I used this to create JSON CPU tests for the 8080 and V20 CPUs. You can find those here:
http://github.com/singlestepTests/8088/
http://github.com/singlestepTests/V20
These test suites include 10,000 executions of each opcode, including undefined opcodes, capturing the entire bus state of each instruction.
These can be used to data-mine statistics about instruction execution, flag usage, or verify an emulator's accuracy.
The only reason this works is that the 8086 and the 8087 were designed as full coprocessors. The 8087 maintains an identical copy of the CPU's prefetch instruction queue.
To do so, the CPU must tell the 8087 when it reads from the queue. It has a 2-bit status value for this purpose.
Here's what that looks like.
Here we perform 1 + 2 and then PUSH PSW to capture the result and flags.
If you look carefully at the end you will see the accumulator pushed to the 8080's stack via <- w 03
I found this very convenient import for NASM that allows us to write 8080 code, so I didn't really have to do anything except import it.
I hope to be able to add tests for the V20's 8080 instruction set to my V20 test suite.
It will be a bit awkward as you'll have to analyze the bus states to check the flags, but, maybe I can do a little post-processing magic to extract them for you and add them to the JSON.
I still have some ideas - if the first thing we do after resetting the 286 is set the trap flag, then we should be able to detect execution of the trap handler as our instruction boundary.
This will of course slow things down incredibly, but I'm not sure what other option there is.
But if that method works, we could in theory even do this with a 386. There was a CMOS 386 designed for embedded devices with a 16-bit data bus, the 386 EX.
There are just barely enough pins on an Arduino GIGA to connect everything.
You can find the KiCad files and source code here, if any of this interests you:
I'm going to start adding 8086/V30 support.
The easiest thing to do would be to have a #define for it, but that would require reuploading the sketch every time you wanted to switch CPUs.
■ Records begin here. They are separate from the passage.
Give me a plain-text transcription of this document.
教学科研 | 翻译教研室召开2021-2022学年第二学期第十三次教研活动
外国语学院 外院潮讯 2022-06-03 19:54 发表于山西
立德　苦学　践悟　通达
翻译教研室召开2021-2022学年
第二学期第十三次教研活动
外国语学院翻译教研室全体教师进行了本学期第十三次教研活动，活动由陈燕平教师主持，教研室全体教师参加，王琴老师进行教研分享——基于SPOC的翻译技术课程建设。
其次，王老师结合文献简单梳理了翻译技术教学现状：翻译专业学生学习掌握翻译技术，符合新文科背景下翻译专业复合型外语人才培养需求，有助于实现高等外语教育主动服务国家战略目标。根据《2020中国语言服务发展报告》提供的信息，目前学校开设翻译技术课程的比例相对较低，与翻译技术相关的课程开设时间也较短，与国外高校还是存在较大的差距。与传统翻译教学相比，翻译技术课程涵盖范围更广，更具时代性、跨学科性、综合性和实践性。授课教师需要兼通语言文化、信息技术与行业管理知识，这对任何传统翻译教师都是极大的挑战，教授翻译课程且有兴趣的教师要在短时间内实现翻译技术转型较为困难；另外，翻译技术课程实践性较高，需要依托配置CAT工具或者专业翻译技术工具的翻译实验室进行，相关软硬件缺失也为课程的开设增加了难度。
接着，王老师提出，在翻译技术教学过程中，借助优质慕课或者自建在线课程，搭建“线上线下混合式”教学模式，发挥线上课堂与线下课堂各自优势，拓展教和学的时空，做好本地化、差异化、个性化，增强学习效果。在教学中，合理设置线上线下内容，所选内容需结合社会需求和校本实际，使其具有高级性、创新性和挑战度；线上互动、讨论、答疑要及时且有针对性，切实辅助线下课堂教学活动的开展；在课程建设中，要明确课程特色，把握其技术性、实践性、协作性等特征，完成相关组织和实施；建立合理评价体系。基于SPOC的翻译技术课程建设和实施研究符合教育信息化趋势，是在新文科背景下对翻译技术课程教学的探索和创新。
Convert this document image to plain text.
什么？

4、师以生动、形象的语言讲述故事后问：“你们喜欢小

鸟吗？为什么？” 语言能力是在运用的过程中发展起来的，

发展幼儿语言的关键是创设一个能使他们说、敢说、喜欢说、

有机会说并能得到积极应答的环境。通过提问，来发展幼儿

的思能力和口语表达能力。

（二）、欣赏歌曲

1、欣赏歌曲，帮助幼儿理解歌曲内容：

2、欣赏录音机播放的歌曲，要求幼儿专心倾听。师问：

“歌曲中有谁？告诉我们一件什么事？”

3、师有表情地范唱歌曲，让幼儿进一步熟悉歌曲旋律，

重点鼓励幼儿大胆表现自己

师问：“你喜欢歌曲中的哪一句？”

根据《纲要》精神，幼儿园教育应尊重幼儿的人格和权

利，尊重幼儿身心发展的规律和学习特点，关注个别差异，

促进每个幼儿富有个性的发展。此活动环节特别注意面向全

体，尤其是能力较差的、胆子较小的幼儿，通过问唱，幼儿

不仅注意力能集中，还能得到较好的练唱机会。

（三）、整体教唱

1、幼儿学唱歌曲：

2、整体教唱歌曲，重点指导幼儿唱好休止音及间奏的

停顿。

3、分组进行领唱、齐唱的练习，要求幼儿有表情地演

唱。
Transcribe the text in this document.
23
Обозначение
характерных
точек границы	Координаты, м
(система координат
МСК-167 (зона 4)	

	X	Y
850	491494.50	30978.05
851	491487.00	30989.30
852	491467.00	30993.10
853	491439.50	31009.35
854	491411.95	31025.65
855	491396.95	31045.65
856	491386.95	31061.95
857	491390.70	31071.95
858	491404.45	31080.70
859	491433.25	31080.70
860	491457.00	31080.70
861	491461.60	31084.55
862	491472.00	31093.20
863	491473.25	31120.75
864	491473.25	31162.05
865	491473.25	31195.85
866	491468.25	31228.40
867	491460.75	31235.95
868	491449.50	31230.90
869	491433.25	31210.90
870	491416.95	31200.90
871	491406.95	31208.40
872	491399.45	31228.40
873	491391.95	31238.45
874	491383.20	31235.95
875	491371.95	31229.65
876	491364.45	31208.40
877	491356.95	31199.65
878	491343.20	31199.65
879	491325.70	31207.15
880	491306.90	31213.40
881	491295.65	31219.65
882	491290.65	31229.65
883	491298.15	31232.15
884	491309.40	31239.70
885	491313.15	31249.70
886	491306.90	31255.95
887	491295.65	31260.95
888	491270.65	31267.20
I don't like that, so I think I should auto-detect what CPU you have.
How do you detect an 8086? Well, the same way the 8087 FPU does.
The 8086 defines one pin differently, Pin 34. This pin becomes !BHE - Byte High Enable. This is an active-low signal that indicates the upper byte of the data bus is active (IE, we are doing a 16-bit transfer).
The 8086 pulls this pin low on reset. The 8088 doesn't.
I'll print the the logical indication of active BHE in my trace log format with a capital B.
Here I swapped out an 8088 with an 8086 and reset the board. You can see the detection is working:
The 8086 only ever fetches 16-bits at time. It can also only do so at even addresses.
So what happens when you jump to an odd address - the CPU needs to fetch from there, doesn't it?
The way the 8086 is designed it can only read 16 bits at once from an even address. So to read the odd-addressed byte, it must read the preceding even-addressed byte as well.
This produces a word containing a dummy byte and the byte at the odd address. The 8086 then throws away the dummy byte, putting the odd byte in the queue.
You might wonder what happens when a 16-bit CPU like the 8086 writes to an 8-bit IO port.
The 16-bit write has to be translated to 8 bits. Surprisingly, this isn't the job of the CPU.
I wrote up how this works here
https://oldbytes.space/@gloriouscow/114225311659566619
Anyway, back to Arduino8088. My protocol has a version command, that typically returns the string 'ard8088' and a one-byte version number.
I could add a new command to get the cpu type, but I could just be lazy and return either 'ard8088' or 'ard8086' , depending on what was detected.
More progress - the state of the BHE pin sets a data_width parameter at T2 , which I use to control formatting.
A capital R indicates a 16-bit read, lowercase r indicates an 8-bit read. Same for writes, except W and w.
We're still only fetching one byte at a time and putting one byte into the queue, that's the next thing to fix.
I've got 16-bit fetches implemented, and hopefully have handling of odd and even address fetching correct.
Here we see a good sign - I inject a JUMP FAR to D000:0000 at the reset vector, because being 16 bytes from the end of memory isn't a lot of room to work in.
We can see D0000 get latched, which means we made it! Now we just have to execute the register load program....
At this point control is handed back over to the client - the client must read the address and status pins, then write to the data bus to feed in whatever programs it wants to run.
Once it is finished, it sends a Finalize command to the Arduino which will then execute the register Store program to capture the final register state.
We could add V20/V30 detection, too. The V20 (and I assume the V30 by extension) has an alias for XLAT at D6, whereas the 8088/8086 has the undocumented opcode SALC.
Just measuring the execution time of D6, in combination with the previously determined bus width, should tell us which CPU we have.
A one byte CPU detection routine, how's that for size coding?